SWT declared a climate emergency in 2019 and made a commitment to reach net zero emissions by 2030. The outcome was a climate action plan that is updated annually and a climate and biodiversity working group. There is a terrific article by James Drever in the recent autumn edition of our membership magazine Wildlife. This explains what the Trust as an organisation has been doing to reduce emissions of CO2 from its operations and activities.
We all love wildlife and the natural environment. We understand more than most the implications of biodiversity losses and how global heating is going to accelerate the changes in our natural environment. We can explain the implications of the interlinked climate emergency and biodiversity crisis to those around us. The message needs to be simple. The blanket of pollution trapping heat on Earth is made worse by burning more coal, oil, and gas. Another ten years of incremental changes will not be enough.
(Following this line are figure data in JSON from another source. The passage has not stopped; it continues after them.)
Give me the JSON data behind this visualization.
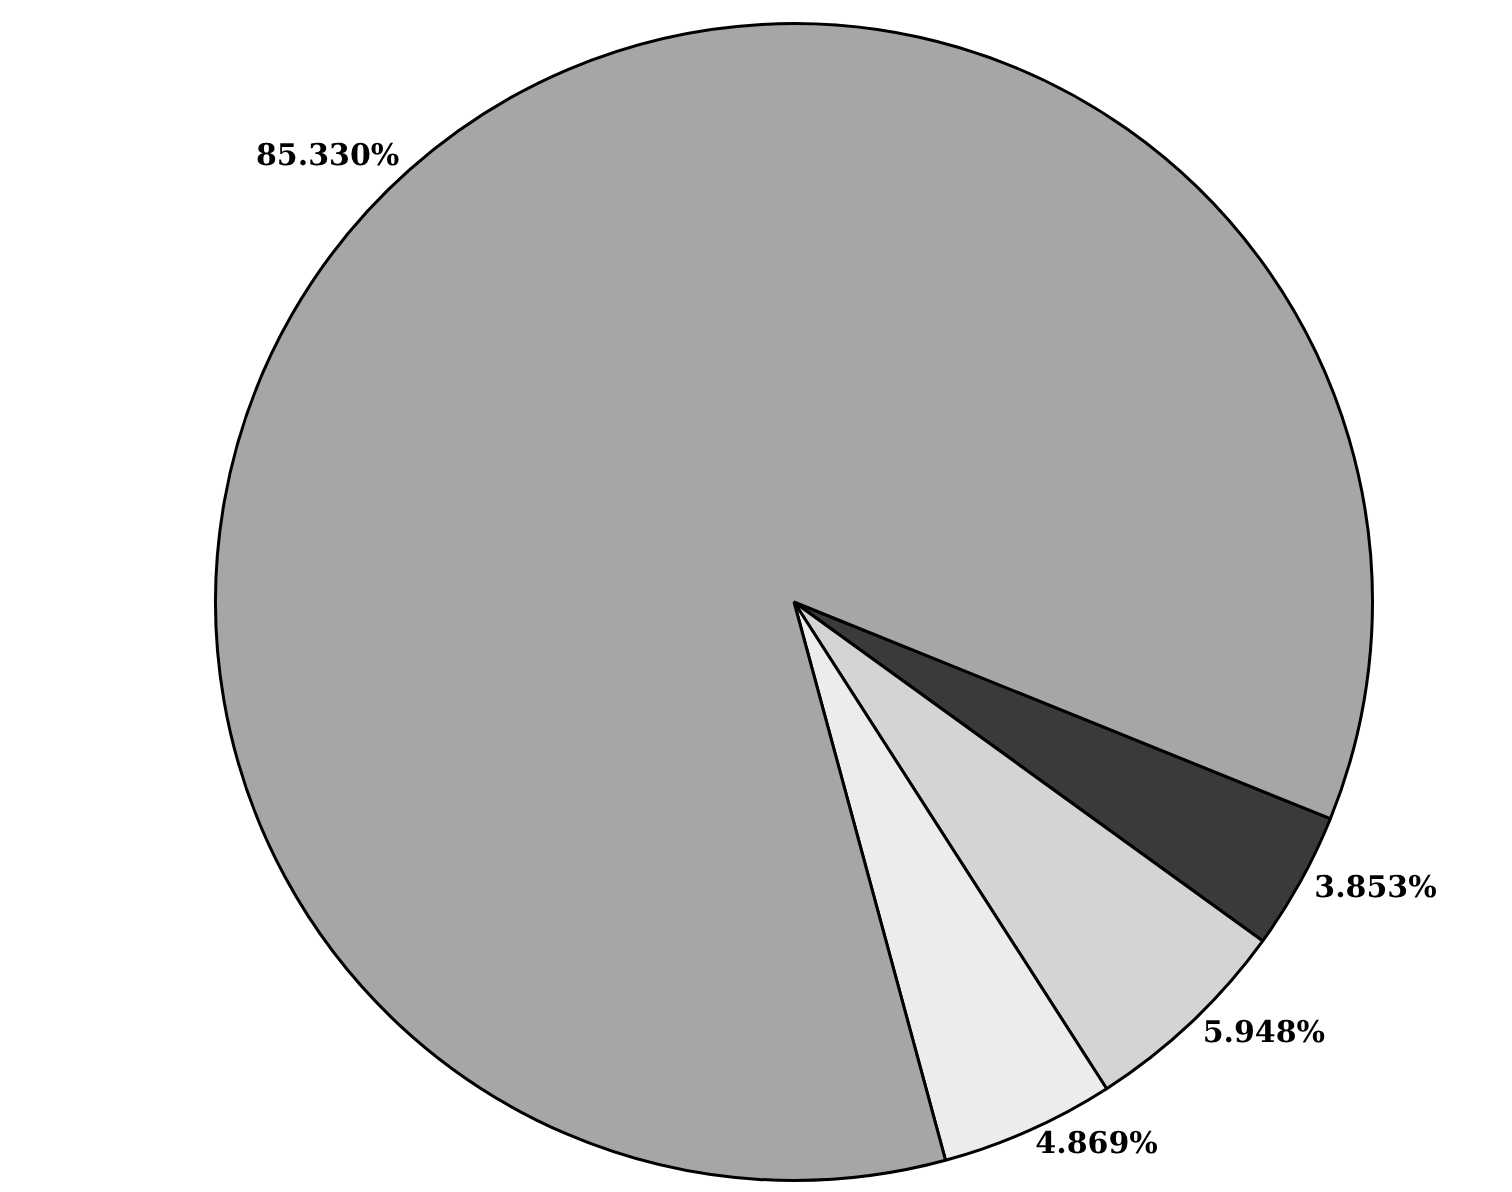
{
  "chart_data": {
    "type": "pie",
    "categories": [
      null,
      null,
      null,
      null
    ],
    "values": [
      3.853,
      5.948,
      4.869,
      85.33
    ],
    "colors": [
      "#3a3a3a",
      "#d4d4d4",
      "#ececec",
      "#a6a6a6"
    ],
    "value_labels": [
      "3.853%",
      "5.948%",
      "4.869%",
      "85.330%"
    ],
    "legend": false
  }
}
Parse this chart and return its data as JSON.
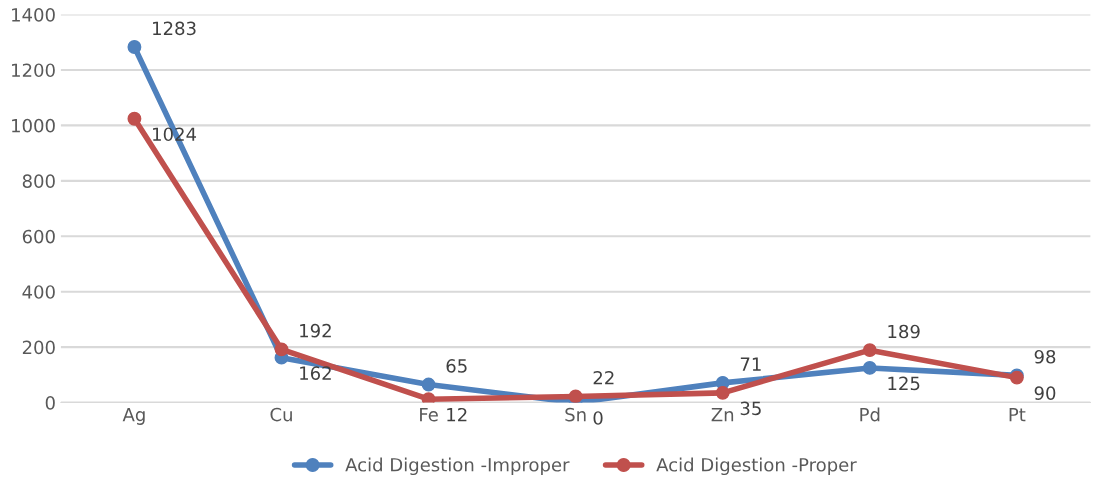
{
  "chart_data": {
    "type": "line",
    "categories": [
      "Ag",
      "Cu",
      "Fe",
      "Sn",
      "Zn",
      "Pd",
      "Pt"
    ],
    "series": [
      {
        "name": "Acid Digestion -Improper",
        "color": "#4f81bd",
        "values": [
          1283,
          162,
          65,
          0,
          71,
          125,
          98
        ]
      },
      {
        "name": "Acid Digestion -Proper",
        "color": "#c0504d",
        "values": [
          1024,
          192,
          12,
          22,
          35,
          189,
          90
        ]
      }
    ],
    "ylim": [
      0,
      1400
    ],
    "yticks": [
      0,
      200,
      400,
      600,
      800,
      1000,
      1200,
      1400
    ],
    "grid": "y",
    "legend": "bottom",
    "marker": "circle",
    "line_style": "solid",
    "data_labels": true
  }
}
Tackling global heating and climate change and reversing ongoing declines in biodiversity are so often linked. Fenn’s, Whixall and Bettisfield Mosses NNR on the Shropshire/Wrexham border is a good demonstration of nature recovery in practice. One of Britain’s largest lowland raised bogs is being restored after many years of damage from drainage and peat removal. Actively growing bog vegetation captures CO2 and the carbon is held in the deeper peat layers. The restoration works have been significantly helped by the current £5 million grant from EU-LIFE under the Marches Mosses BogLIFE Project, a partnership of Natural England, Shropshire Wildlife Trust and NRW.